HaaS – Hadoop-as-a-Service

This is a 3 min read

Realising Big Data platforms using Hadoop is becoming an easier decision by the day for today’s enterprises. As soon as the outcome of a technical due diligence indicates that going “data driven with Big Data” is the going to make a positive impact (amongst other apprehensions), immediate option that pops out is Hadoop.

Hadoop-as-a-Service (HaaS) is generally referred to Hadoop in the cloud, a handy alternative to on-premise Hadoop deployments for organisations with overwhelmed data centre administrators that need to incorporate Hadoop but don’t have the resources to do so. So what’s the natural decision cycle enterprise has to go through.

 Here comes the torment of choice,

 

Screen Shot 2014-09-11 at 8.37.57 pm

The basic challenge of employing Hadoop is setting up and managing a Hadoop cluster and doing it efficiently and in a cost effective manner is largely unachievable for small and medium sized enterprises. It is more economical to do this in house for large-scale data driven companies like Yahoo or Facebook.

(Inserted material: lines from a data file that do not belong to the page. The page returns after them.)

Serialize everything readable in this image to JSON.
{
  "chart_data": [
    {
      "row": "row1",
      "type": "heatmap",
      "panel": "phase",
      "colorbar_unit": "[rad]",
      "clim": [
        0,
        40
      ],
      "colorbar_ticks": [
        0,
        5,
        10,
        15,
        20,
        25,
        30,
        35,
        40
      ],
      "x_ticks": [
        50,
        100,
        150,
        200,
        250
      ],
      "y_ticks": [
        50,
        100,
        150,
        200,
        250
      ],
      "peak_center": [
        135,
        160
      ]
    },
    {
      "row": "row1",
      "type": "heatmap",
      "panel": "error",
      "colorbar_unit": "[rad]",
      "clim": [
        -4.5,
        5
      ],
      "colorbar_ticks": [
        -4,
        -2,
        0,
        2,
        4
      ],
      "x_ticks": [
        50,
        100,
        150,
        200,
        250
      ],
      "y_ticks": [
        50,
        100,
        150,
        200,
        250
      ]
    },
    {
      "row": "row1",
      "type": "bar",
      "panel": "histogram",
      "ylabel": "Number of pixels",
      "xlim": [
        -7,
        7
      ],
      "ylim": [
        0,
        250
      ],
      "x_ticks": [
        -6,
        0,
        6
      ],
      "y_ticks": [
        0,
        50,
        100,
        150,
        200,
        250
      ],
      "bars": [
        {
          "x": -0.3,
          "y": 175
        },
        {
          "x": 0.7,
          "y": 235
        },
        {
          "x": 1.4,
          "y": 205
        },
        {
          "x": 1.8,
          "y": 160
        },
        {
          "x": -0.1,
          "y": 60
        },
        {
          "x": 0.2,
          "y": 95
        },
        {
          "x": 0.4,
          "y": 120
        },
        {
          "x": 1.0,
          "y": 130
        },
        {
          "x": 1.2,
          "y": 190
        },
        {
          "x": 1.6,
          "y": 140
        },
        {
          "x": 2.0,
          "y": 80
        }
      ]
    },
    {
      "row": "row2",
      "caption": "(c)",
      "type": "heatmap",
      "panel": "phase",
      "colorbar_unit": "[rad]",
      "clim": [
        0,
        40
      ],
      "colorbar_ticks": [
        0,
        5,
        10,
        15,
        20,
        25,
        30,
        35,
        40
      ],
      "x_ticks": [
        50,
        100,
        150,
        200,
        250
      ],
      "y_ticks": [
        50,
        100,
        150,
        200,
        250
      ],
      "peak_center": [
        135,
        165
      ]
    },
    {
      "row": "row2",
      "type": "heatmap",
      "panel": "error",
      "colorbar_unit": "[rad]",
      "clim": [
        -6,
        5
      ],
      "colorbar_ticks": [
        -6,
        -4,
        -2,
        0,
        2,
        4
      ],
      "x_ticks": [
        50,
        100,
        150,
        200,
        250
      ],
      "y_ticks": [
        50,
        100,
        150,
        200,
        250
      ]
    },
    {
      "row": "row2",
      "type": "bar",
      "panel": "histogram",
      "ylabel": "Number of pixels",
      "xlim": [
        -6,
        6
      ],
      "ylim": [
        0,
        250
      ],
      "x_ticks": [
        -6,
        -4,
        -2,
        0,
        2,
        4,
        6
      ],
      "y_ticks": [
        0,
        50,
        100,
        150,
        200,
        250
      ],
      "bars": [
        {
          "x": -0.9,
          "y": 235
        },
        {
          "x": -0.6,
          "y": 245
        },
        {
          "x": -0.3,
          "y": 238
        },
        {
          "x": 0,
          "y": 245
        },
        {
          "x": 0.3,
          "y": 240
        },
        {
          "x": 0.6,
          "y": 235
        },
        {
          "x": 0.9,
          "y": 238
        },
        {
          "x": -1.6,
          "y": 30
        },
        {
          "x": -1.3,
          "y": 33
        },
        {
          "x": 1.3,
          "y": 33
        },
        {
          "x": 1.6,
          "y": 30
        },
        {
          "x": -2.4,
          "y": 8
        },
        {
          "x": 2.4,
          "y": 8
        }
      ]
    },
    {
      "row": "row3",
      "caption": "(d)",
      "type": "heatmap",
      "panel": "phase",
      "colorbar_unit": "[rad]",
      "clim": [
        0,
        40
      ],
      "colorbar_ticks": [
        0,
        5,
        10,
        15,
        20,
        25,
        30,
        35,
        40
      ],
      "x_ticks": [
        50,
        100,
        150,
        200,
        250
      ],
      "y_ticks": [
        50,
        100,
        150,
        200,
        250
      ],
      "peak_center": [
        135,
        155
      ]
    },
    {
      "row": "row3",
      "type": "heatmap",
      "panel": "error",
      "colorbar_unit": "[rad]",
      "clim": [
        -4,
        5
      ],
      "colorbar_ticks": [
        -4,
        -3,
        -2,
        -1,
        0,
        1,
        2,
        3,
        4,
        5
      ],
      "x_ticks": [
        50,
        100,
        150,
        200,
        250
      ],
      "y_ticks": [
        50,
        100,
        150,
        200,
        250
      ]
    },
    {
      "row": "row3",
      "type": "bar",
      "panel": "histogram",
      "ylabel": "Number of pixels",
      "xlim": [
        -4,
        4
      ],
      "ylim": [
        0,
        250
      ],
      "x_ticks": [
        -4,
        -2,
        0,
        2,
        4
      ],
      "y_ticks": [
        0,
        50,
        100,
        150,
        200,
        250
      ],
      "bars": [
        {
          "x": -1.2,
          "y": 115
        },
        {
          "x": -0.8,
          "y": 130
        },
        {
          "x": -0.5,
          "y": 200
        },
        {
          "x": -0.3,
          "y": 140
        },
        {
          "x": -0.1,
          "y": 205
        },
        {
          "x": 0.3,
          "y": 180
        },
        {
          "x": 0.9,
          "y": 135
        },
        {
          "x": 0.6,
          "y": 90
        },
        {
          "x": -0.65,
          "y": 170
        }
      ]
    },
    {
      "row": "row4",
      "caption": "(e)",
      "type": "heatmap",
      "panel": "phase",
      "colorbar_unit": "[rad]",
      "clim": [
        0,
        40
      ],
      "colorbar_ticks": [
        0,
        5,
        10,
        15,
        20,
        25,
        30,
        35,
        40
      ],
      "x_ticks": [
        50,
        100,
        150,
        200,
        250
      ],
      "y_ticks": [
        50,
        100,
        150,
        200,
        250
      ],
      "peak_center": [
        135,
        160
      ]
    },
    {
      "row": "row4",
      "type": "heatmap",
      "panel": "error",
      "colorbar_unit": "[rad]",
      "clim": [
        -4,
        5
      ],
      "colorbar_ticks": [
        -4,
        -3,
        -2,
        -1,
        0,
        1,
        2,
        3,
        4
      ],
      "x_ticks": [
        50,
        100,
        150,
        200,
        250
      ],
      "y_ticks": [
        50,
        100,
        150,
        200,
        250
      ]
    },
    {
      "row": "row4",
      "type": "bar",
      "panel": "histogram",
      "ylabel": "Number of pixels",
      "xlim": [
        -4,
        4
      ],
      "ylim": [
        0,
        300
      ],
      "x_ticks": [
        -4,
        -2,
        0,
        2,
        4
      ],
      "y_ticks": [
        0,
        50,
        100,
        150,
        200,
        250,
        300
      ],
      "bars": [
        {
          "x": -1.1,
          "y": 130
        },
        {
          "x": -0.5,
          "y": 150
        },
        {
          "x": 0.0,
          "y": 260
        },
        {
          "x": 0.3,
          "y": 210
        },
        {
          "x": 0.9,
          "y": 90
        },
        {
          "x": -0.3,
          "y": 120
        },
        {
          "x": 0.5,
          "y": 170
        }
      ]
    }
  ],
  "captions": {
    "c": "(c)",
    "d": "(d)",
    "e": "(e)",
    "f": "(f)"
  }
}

As you can see in the figure above for smaller enterprises and startups it is easier to have a data platform set if they go with option 2 or 3. Beware but these 2 options may be limited and you might want to check out what use cases are covered by each of these offerings. There are many HaaS providers and here is a good article on how to choose the best HaaS offerings for your requirements.

 # Enter HaaS

In fact options 2 and 3 aren’t too very different ones because both these options take Apache versions of Hadoop, customise it a bit to suit enterprise needs, add bells and whistles (newer open source add-ons) which makes things easier for provisioning a Hadoop cluster and deploying solutions atop. Major differences between offerings 2 and 3 are the level of abstraction for the end users and may be the types of use cases supported.

For instance, The Amazon Web Services ElasticMapReduce would be an example of a basic platform service offering a rudimentary Hadoop ecosystem. The Qubole Data Service (QDS), for example, is an example of a comprehensive software-like Hadoop service that provides a complete Hadoop stack with front-end They just come with a simple GUI for users through which they can play with any Hadoop flavour. Hadoop flavour depends on which HaaS solution you are going with.

While there are many offerings under option 2 I tried the most accessible and free to try (no credit card required) offering from qubole.com. It comes with pay as you go and bulk payment options.

# The experiment

  1. I signed up in Qubole.com and I got myself an AWS free tier account (credit card required).
  2. In AWS console, I used the IAM link to create test user with admin access policy. This will give you a AWS account key and secret.
  3. Qubole.com requests you to link your AWS account by entering you AWS key/secret for both S3 and EC2 along with the AWS region you are setup and S3 Bucket name.

Screen Shot 2014-09-11 at 8.10.28 pm

 

That’s it you are all set.

  • You could use the data wizard under ‘Analyze’ section create external hive tables pointed to the files in S3 buckets.
  • You could generate and run queries using the Smart query wizard under the ‘SmartQuery’ section with few clicks.
  • You could start a 2 node (default) cluster with a click of a button and schedule custom MapReduce jars with input data from S3.
  • As you could see from my homepage history i have tried them all.